Ce qui frappe néanmoins dans ces 20 ans, c’est le constant renouvellement, d’ailleurs appuyé par des recherches de grande qualité et une formation universitaire en organisation communautaire que toutes les universités donnent dans le cadre de leur programme en travail social. Ce qui frappe aussi, c’est le refus de cantonner l’O.C. en CLSC dans le seul service public lié aux politiques d’un ministère, celui de la santé et des services sociaux. Cependant…
Il y a quelques mois, je rencontrais un ex-directeur général de CLSC (il l’avait été dans l’Outaouais et à Montréal) et sa réaction immédiate sur les CLSC d’aujourd’hui a été de dire : «Il faut retourner au travail dans la communauté. Je suis atterré de voir comment on a perdu de vue cette orientation ». Réaction similaire, quoique sur un autre registre, du président du RQIIAC : « bien des choses ont changé depuis 20 ans, mais une chose ne doit pas changer : le cap sur une vision politique du changement social ». Bref, il y a un sentiment assez répandu qu’on étouffe et qu’il faut revenir aux motivations initiales de l’organisation communautaire en les inscrivant certes dans le nouveau contexte bien sûr mais aussi en évitant de simplement s’adapter à celui-ci. En d’autres termes, reprendre l’initiative, saisir les dynamiques émergentes et les accompagner, relancer la vie associative des organisations qui existent déjà, faire vivre de nouvelles associations citoyennes…

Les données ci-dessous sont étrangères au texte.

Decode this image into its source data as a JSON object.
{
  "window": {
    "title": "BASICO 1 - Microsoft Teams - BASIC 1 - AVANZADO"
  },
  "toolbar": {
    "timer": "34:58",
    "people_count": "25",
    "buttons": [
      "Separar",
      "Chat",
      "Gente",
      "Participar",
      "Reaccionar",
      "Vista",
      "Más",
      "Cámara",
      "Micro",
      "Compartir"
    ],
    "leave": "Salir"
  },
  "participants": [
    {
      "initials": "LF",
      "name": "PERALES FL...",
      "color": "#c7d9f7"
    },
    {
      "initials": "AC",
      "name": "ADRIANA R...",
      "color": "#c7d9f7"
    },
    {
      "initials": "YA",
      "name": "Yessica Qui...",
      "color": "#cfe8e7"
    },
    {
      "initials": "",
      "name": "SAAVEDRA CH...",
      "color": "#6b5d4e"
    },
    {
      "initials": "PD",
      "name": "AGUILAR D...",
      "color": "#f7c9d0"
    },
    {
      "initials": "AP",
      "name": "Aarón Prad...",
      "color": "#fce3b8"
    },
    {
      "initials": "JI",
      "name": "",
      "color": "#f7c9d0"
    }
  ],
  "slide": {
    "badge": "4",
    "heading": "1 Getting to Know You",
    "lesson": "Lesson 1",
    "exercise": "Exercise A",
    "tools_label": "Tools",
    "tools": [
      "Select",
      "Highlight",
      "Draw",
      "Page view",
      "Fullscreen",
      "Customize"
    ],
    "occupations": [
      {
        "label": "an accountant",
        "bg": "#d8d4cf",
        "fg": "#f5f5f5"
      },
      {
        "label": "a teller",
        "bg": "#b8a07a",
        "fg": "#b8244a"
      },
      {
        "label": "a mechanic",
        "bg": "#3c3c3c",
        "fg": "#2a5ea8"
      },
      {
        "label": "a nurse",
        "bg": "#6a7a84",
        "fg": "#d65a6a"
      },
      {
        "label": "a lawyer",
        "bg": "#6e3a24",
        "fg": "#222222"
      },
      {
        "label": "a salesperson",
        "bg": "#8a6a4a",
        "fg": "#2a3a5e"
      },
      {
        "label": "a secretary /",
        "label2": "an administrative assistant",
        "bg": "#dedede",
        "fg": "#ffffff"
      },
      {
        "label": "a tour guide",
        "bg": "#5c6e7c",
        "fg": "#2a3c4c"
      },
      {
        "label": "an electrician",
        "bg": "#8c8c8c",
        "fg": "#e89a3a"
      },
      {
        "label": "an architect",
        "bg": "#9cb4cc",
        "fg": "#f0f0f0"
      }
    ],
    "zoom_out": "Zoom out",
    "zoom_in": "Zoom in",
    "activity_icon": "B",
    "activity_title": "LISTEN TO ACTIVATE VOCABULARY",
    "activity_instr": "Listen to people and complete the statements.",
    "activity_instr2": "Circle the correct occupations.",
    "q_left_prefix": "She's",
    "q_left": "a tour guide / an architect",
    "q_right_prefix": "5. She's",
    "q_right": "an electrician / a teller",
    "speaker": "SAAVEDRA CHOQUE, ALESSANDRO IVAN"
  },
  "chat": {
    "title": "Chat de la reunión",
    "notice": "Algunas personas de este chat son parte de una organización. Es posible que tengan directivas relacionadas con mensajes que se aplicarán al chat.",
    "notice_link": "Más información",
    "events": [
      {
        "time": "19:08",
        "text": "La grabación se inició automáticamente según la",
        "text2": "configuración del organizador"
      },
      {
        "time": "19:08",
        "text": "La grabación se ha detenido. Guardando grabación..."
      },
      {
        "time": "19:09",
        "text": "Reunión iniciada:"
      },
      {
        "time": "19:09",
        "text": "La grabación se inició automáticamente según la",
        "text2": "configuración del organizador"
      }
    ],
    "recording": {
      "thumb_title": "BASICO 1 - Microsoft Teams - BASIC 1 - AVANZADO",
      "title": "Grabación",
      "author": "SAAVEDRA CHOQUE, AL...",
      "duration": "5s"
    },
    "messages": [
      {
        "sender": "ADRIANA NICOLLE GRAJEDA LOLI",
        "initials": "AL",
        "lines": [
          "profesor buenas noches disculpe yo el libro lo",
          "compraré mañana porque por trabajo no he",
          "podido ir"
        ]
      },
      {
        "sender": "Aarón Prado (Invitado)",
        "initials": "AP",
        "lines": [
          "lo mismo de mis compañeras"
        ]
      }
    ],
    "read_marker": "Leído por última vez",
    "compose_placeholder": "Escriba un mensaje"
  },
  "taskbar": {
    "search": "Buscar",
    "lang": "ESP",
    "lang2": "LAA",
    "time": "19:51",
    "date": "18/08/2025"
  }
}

Return to basics : organisation communautaire et associations citoyennes
La démocratie s’appuie en premier lieu sur les élus qui nous représentent. Mais l’organisation communautaire a toujours pensé que la démocratie n’est pas fondée sur la seule représentation. Elle est faite de ces milliers d’associations de toutes sortes : des centres de loisirs communautaires de quartier, des coopératives, des syndicats, des organisations qui soutiennent le développement socioéconomique de leur communauté, des groupes de femmes, des réseaux de jeunes, des organisations de producteurs agricoles, des associations d’écolos…
Du mouvement des droits civiques parti du sud des États-Unis avec Martin Luther King en passant par Saul Alinsky qui se consacra à l’organisation des habitants dans les quartiers populaires de Chicago et Cesar Chavez qui forma des syndicats des travailleurs agricoles en Californie, toute une tradition démocratique d’associations citoyennes s’est bâtie dans les années 60-70 sur la promotion de droits sociaux en s’appuyant sur l’approche de l’organisation communautaire. Dans les années 80 et 90, le développement d’alternatives socioéconomiques locales prend les devants de la scène vient enrichir les stratégies de mobilisation citoyenne : mise sur pied d’entreprises collectives (coopératives d’habitation et de travail par exemple), soutien à la petite entreprise locale, développement économique communautaire, organisations et entreprises d’insertion socioprofessionnelle de jeunes…
Au Québec, nous sommes loin d’être étrangers à cette tendance puisque des Opérations Dignité ont exprimé, en région, les protestations des communautés rurales, pendant que les comités de citoyens traduisaient celles des quartiers urbains de Québec, de Montréal, de Hull ou de Sherbrooke. Par la suite, des dispositifs de soutien au développement des communautés (CLSC et CLD par exemple) se sont mis en place dévoilant ainsi la nécessité pour le service public de favoriser la relance des communautés en difficulté… À titre de figures exemplaires de mobilisation citoyenne depuis 20 ans : la mise sur pied d’« holding » coopératif, Boisaco, au Saguenay dans le village de Sacré-Cœur (2000 habitants) ou de la Société Angus à Montréal dans les quartiers Rosemont et Hochelaga-Maisonneuve. Sans oublier les initiatives plus récentes de l’agriculture au service de la communauté (ASC) et du commerce équitable initiés par le mouvement de la consommation responsable. […]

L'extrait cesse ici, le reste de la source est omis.